Nethys, jusqu'à la lie

Que se passe-t-il chez Nethys ? C’est à cette question simple que personne, personne aujourd’hui ne sait vraiment répondre. Sauf le quarteron de managers pas encore à la retraite dorée qui gèrent Nethys. D’après ce qu’on sait, après des révélations du Soir qui ont obligé les dirigeants à s'expliquer, Nethys procéderait à la privatisation de ses actifs concurrentiels dont le principal le distributeur "Voo".

D’après les infos récoltées par Le Soir, Stéphane Moreau met en place, grâce notamment à son ami entrepreneur François Fornieri, qui est administrateur de Nethys, une société qui reprendrait elle-même une partie des actifs de Nethys et dont il serait manager. Ça sent le conflit d’intérêts à plein nez. Réponse d’un des membres du comité de direction de Nethys ce matin dans le soir :

Stéphane a aussi le droit de reprendre une activité. On lui a proposé le monastère ce matin, il n’a pas accepté. 

Cynisme, opacité, entre-soi. Les trois éléments que l’on retrouve dans cette affaire depuis le début sont une nouvelle fois au menu de la saison 3. Puisque ça fait trois ans, quasiment trois ans que cela dure maintenant

Logique ?

C’est le gouvernement sortant lui-même qui, dans l’esprit de la commission d’enquête Publifin, a demandé à Nethys de se séparer des actifs concurrentiels. Il y avait des conditions. Entre autres, que les communes puissent revoir leur argent et que les activités et les emplois qui vont avec puissent être garantis à Liège. On verra si elles sont remplies. 
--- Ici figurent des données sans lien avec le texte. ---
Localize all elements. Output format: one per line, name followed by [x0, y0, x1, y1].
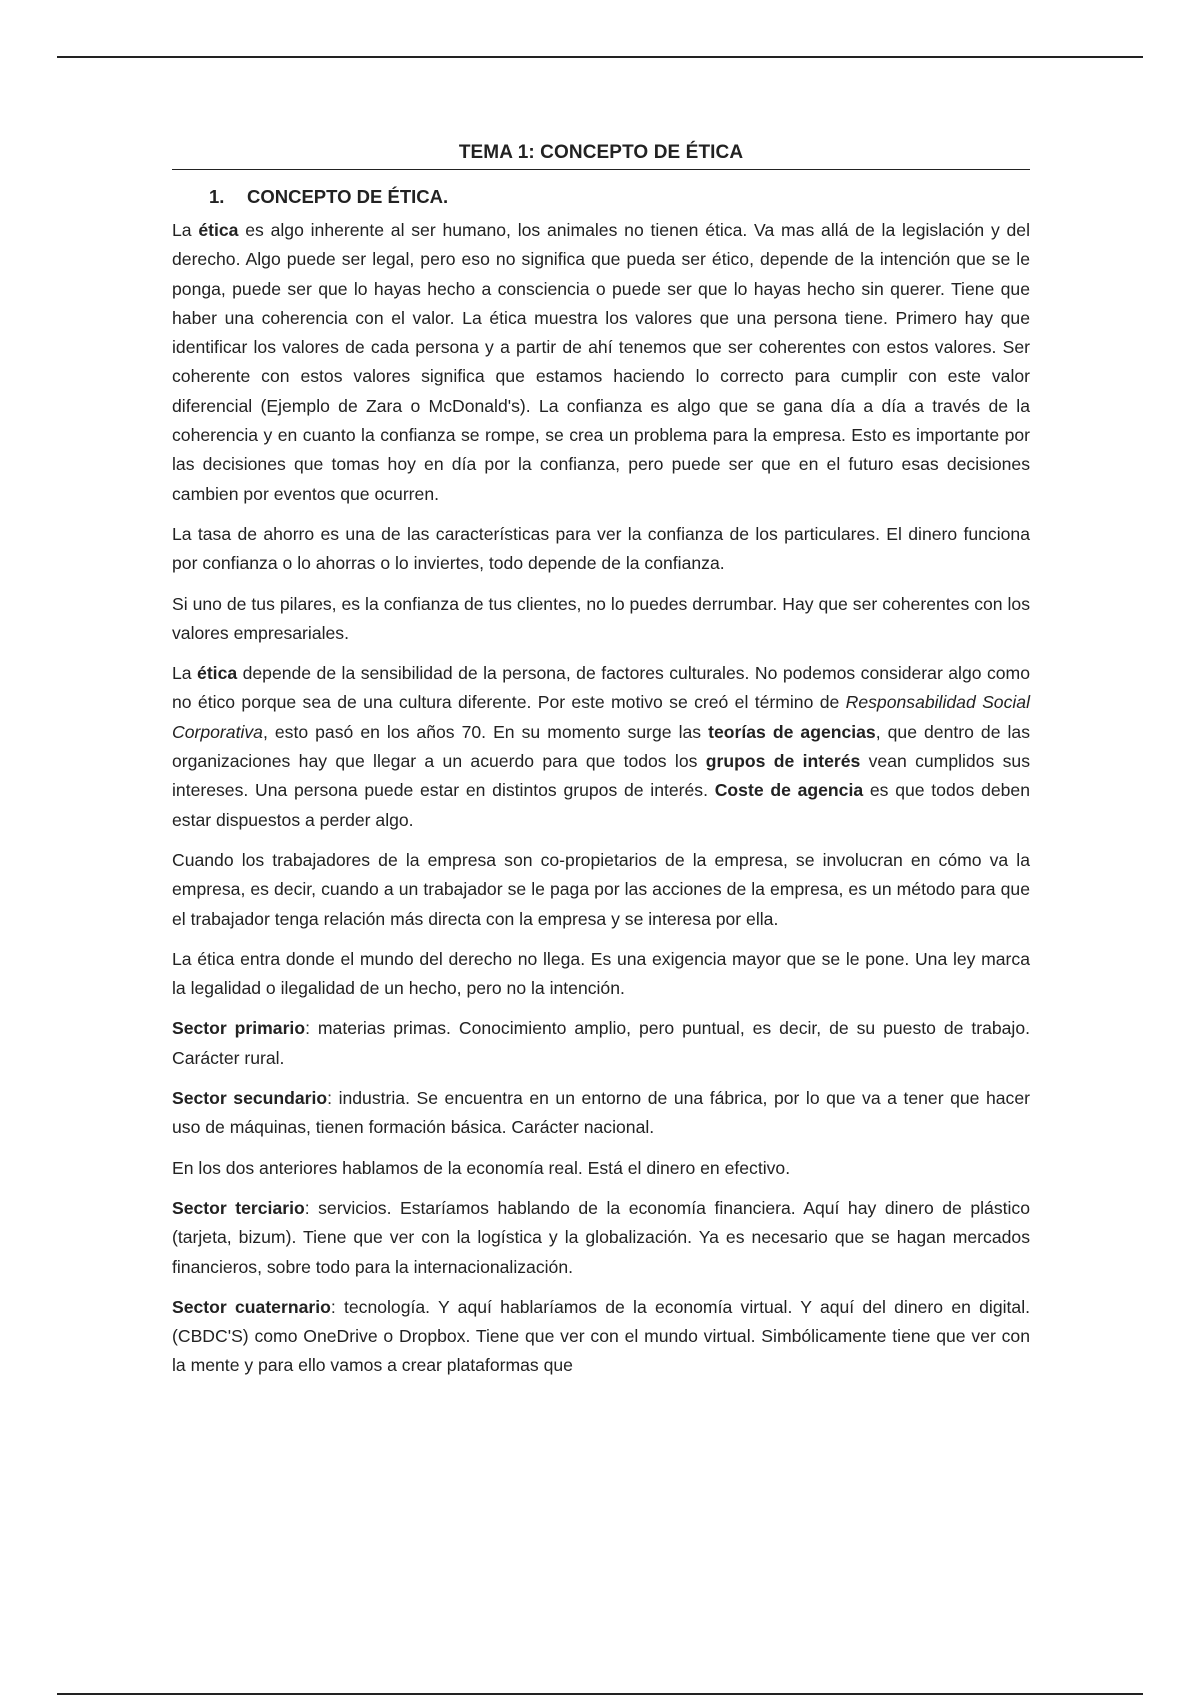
paragraph-economia-real: En los dos anteriores hablamos de la economía real. Está el dinero en efectivo.: [172, 1157, 791, 1178]
paragraph-sector-terciario: Sector terciario: servicios. Estaríamos hablando de la economía financiera. Aquí hay dinero de plástico (tarjeta, bizum). Tiene que ver con la logística y la globalización. Ya es necesario que se hagan mercados financieros, sobre todo para la internacionalización.: [172, 1197, 1030, 1277]
page-footer-rule: [57, 1693, 1143, 1695]
bold-term: Sector cuaternario: [172, 1296, 331, 1317]
section-heading: [172, 186, 1030, 208]
bold-term: Sector primario: [172, 1018, 306, 1039]
paragraph-sector-secundario: Sector secundario: industria. Se encuentra en un entorno de una fábrica, por lo que va a tener que hacer uso de máquinas, tienen formación básica. Carácter nacional.: [172, 1088, 1030, 1138]
paragraph-etica-intro: La ética es algo inherente al ser humano, los animales no tienen ética. Va mas allá de la legislación y del derecho. Algo puede ser legal, pero eso no significa que pueda ser ético, depende de la intención que se le ponga, puede ser que lo hayas hecho a consciencia o puede ser que lo hayas hecho sin querer. Tiene que haber una coherencia con el valor. La ética muestra los valores que una persona tiene. Primero hay que identificar los valores de cada persona y a partir de ahí tenemos que ser coherentes con estos valores. Ser coherente con estos valores significa que estamos haciendo lo correcto para cumplir con este valor diferencial (Ejemplo de Zara o McDonald's). La confianza es algo que se gana día a día a través de la coherencia y en cuanto la confianza se rompe, se crea un problema para la empresa. Esto es importante por las decisiones que tomas hoy en día por la confianza, pero puede ser que en el futuro esas decisiones cambien por eventos que ocurren.: [172, 220, 1031, 504]
document-title: TEMA 1: CONCEPTO DE ÉTICA: [172, 142, 1030, 170]
paragraph-trabajadores: Cuando los trabajadores de la empresa son co-propietarios de la empresa, se involucran en cómo va la empresa, es decir, cuando a un trabajador se le paga por las acciones de la empresa, es un método para que el trabajador tenga relación más directa con la empresa y se interesa por ella.: [172, 849, 1030, 929]
paragraph-etica-derecho: La ética entra donde el mundo del derecho no llega. Es una exigencia mayor que se le pone. Una ley marca la legalidad o ilegalidad de un hecho, pero no la intención.: [172, 948, 1030, 999]
section-number: 1.: [209, 186, 225, 207]
page-header-rule: [57, 56, 1143, 58]
paragraph-sector-primario: Sector primario: materias primas. Conocimiento amplio, pero puntual, es decir, de su puesto de trabajo. Carácter rural.: [172, 1018, 1031, 1068]
paragraph-pilares: Si uno de tus pilares, es la confianza de tus clientes, no lo puedes derrumbar. Hay que ser coherentes con los valores empresariales.: [172, 593, 1030, 643]
bold-term: Coste de agencia: [714, 780, 864, 801]
paragraph-etica-cultural: La ética depende de la sensibilidad de la persona, de factores culturales. No podemos considerar algo como no ético porque sea de una cultura diferente. Por este motivo se creó el término de Responsabilidad Social Corporativa, esto pasó en los años 70. En su momento surge las teorías de agencias, que dentro de las organizaciones hay que llegar a un acuerdo para que todos los grupos de interés vean cumplidos sus intereses. Una persona puede estar en distintos grupos de interés. Coste de agencia es que todos deben estar dispuestos a perder algo.: [172, 663, 1031, 830]
bold-term: ética: [197, 663, 238, 684]
bold-term: ética: [198, 220, 239, 240]
italic-term: Responsabilidad Social Corporativa: [172, 692, 1030, 742]
bold-term: teorías de agencias: [708, 721, 876, 742]
paragraph-tasa-ahorro: La tasa de ahorro es una de las características para ver la confianza de los particulares. El dinero funciona por confianza o lo ahorras o lo inviertes, todo depende de la confianza.: [172, 523, 1030, 574]
section-label: CONCEPTO DE ÉTICA.: [247, 186, 449, 207]
paragraph-sector-cuaternario: Sector cuaternario: tecnología. Y aquí hablaríamos de la economía virtual. Y aquí del dinero en digital. (CBDC'S) como OneDrive o Dropbox. Tiene que ver con el mundo virtual. Simbólicamente tiene que ver con la mente y para ello vamos a crear plataformas que: [172, 1296, 1031, 1376]
document-body: [172, 142, 1030, 1392]
bold-term: Sector terciario: [172, 1197, 305, 1218]
bold-term: Sector secundario: [172, 1088, 328, 1109]
bold-term: grupos de interés: [705, 751, 861, 772]
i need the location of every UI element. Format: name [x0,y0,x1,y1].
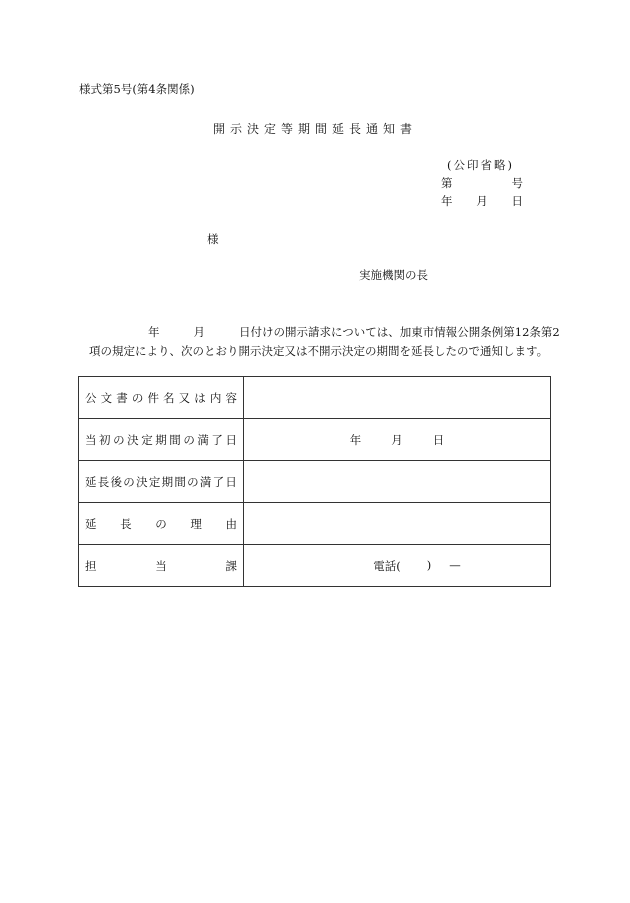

Quant au départ de Stéphane Moreau, là aussi exigé par la commission d’enquête, il est en train de l’organiser lui-même. Sous la pression mais tranquille, à ses conditions. En recréant un mini Nethys, mais entièrement à la main d’actionnaire privés.

Mal pris, le nouveau gouvernement

Comme depuis trois ans le gouvernement wallon est mal pris. Car Publifin/Nethys c’est une créature incontrôlable. Un Frankenstein né de la consanguinité du public et du privé à Liège. Le groupe a été construit à grand renfort d’avocats d’affaires et de financiers de haut vol pour capter l’argent des communes sans devoir rendre de comptes, le moins possible en tout cas.

 Depuis trois ans Stéphane Moreau sait qu’il est foutu. Mais il prend son temps, comme pour démontrer l’immense pouvoir qu’il s’était créé dans sa citadelle assiégée. Comme si condamné a boire la ciguë il faisait boire le calice au monde politique jusqu’à la lie. 

Cette très lente vengeance a laissé la Wallonie politique façon puzzle. Le nouveau gouvernement doit juste espérer qu’il ne lui faudra plus trois ans pour venir bout de la citadelle. Il doit aussi espérer qu'une fois conquise, la citadelle ne soit pas en ruine.